The Vietnamese stock market is entering a decisive breakthrough phase in 2026, when macroeconomic and market dynamics shift from a recovery phase to a new growth cycle, based on breakthrough reforms.
Many securities companies are expecting that in 2026, VN-Index will continue to break through, with targets above the threshold of 2,000 points.
The analysis team of VCBS Securities Company pointed out that domestic and foreign monetary policy is favorable, expected to support credit growth and capital flows into the stock market.
With the current market valuation level being attractive compared to the regional average, and the low interest rate level along with strong credit growth continuing to be a favorable environment will support abundant market liquidity and raise the valuation level of industries to a new high level.
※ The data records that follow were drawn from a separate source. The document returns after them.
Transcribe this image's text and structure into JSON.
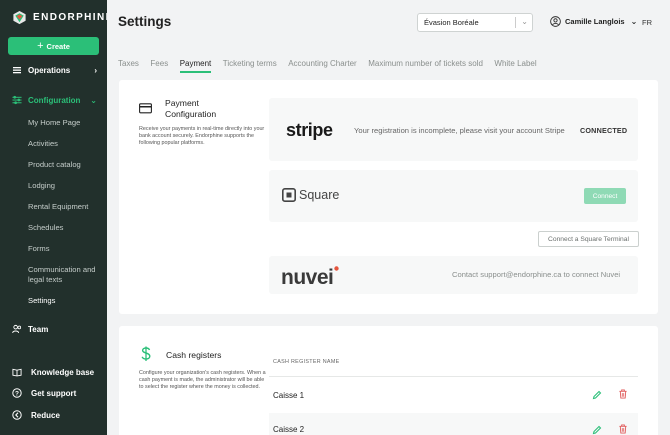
{
  "brand": {
    "name": "ENDORPHINE"
  },
  "sidebar": {
    "create_label": "Create",
    "operations_label": "Operations",
    "configuration_label": "Configuration",
    "sub_items": [
      {
        "label": "My Home Page"
      },
      {
        "label": "Activities"
      },
      {
        "label": "Product catalog"
      },
      {
        "label": "Lodging"
      },
      {
        "label": "Rental Equipment"
      },
      {
        "label": "Schedules"
      },
      {
        "label": "Forms"
      },
      {
        "label": "Communication and legal texts"
      },
      {
        "label": "Settings"
      }
    ],
    "team_label": "Team",
    "knowledge_label": "Knowledge base",
    "support_label": "Get support",
    "reduce_label": "Reduce"
  },
  "header": {
    "title": "Settings",
    "organization": "Évasion Boréale",
    "user_name": "Camille Langlois",
    "language": "FR"
  },
  "tabs": [
    {
      "label": "Taxes"
    },
    {
      "label": "Fees"
    },
    {
      "label": "Payment"
    },
    {
      "label": "Ticketing terms"
    },
    {
      "label": "Accounting Charter"
    },
    {
      "label": "Maximum number of tickets sold"
    },
    {
      "label": "White Label"
    }
  ],
  "active_tab": "Payment",
  "payment": {
    "title": "Payment Configuration",
    "description": "Receive your payments in real-time directly into your bank account securely. Endorphine supports the following popular platforms.",
    "stripe": {
      "logo": "stripe",
      "message": "Your registration is incomplete, please visit your account Stripe",
      "status": "CONNECTED"
    },
    "square": {
      "logo": "Square",
      "connect_label": "Connect",
      "terminal_label": "Connect a Square Terminal"
    },
    "nuvei": {
      "logo": "nuvei",
      "message": "Contact support@endorphine.ca to connect Nuvei"
    }
  },
  "cash": {
    "title": "Cash registers",
    "description": "Configure your organization's cash registers. When a cash payment is made, the administrator will be able to select the register where the money is collected.",
    "column_header": "CASH REGISTER NAME",
    "registers": [
      {
        "name": "Caisse 1"
      },
      {
        "name": "Caisse 2"
      }
    ]
  },
  "colors": {
    "accent": "#2bbf78",
    "sidebar_bg": "#22302c",
    "delete": "#e05b5b"
  }
}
Average liquidity in 2026 is forecast to reach 27,000-29,000 billion VND/session.
Some factors contributing to liquidity include: reversal in the trading trend of foreign investors, shifting from strong net selling to net buying when Vietnam was upgraded by FTSE. Besides, the trend of easing and the relative weakening of the USD may reduce the net withdrawal process of foreign investors.
VCBS expects a breakthrough in 2026 with policies aimed at eliminating the credit ceiling, modernizing the legal framework, creating conditions for banks to allocate capital based on efficiency, linking credit growth with risk management capacity and profitability, instead of pursuing to expand pure credit scale.
Another driving force for the stock market is fiscal policy, which is a key tool to achieve the GDP growth target of 10%.
According to the VCBS analysis group, as the room for monetary policy easing gradually narrowed, pressure from inflation risks and currency devaluation, fiscal policy became a key tool in shaping and promoting economic growth, achieving the target of 10% in 2026.
Experts at Mirae Asset assess that Vietnam's stock market is still at an attractive level compared to its medium-term growth potential. Compared to markets in the region, Vietnam maintains a high return on equity (ROE) with positive growth prospects. With a base scenario forecasting EPS growth of about 20%, VN-Index may aim for the 2,300 point mark, corresponding to an average long-term P/E level of about 17 times. The current projected EPS level reflects the "normalization" after the high growth period of 2025, when the total market profit increased by about 30-33%.
Although the growth prospects are positively assessed, proactive and disciplined risk management is still a key factor to effectively utilize investment opportunities. According to Mirae Asset, the market's breakthrough prospects may come from the synergy of three factors, including the potential for revaluation after upgrades, increased market liquidity and the recovery of the business community's confidence.
Notably, the Vietnamese stock market is forecast to attract about 1 billion USD from passive investment funds after FTSE Russell put Vietnam into the secondary emerging market index basket on September 21, 2026.
However, Mirae Asset also noted some structural risks that need to be closely monitored. In which, it is noteworthy that the margin leverage level in the market is at a high level. The large margin lending ratio makes the market fall into a "sensitive" state, when any shock or negative information can trigger a sell-off wave, thereby strongly increasing the level of volatility.
In addition, the risk also comes from the rapid increase in stock prices of the super-large-cap group in the past time. This is a group of stocks that plays a leading role in the upward momentum of the VN-Index in 2025, making the index more sensitive to individual shocks from leading enterprises.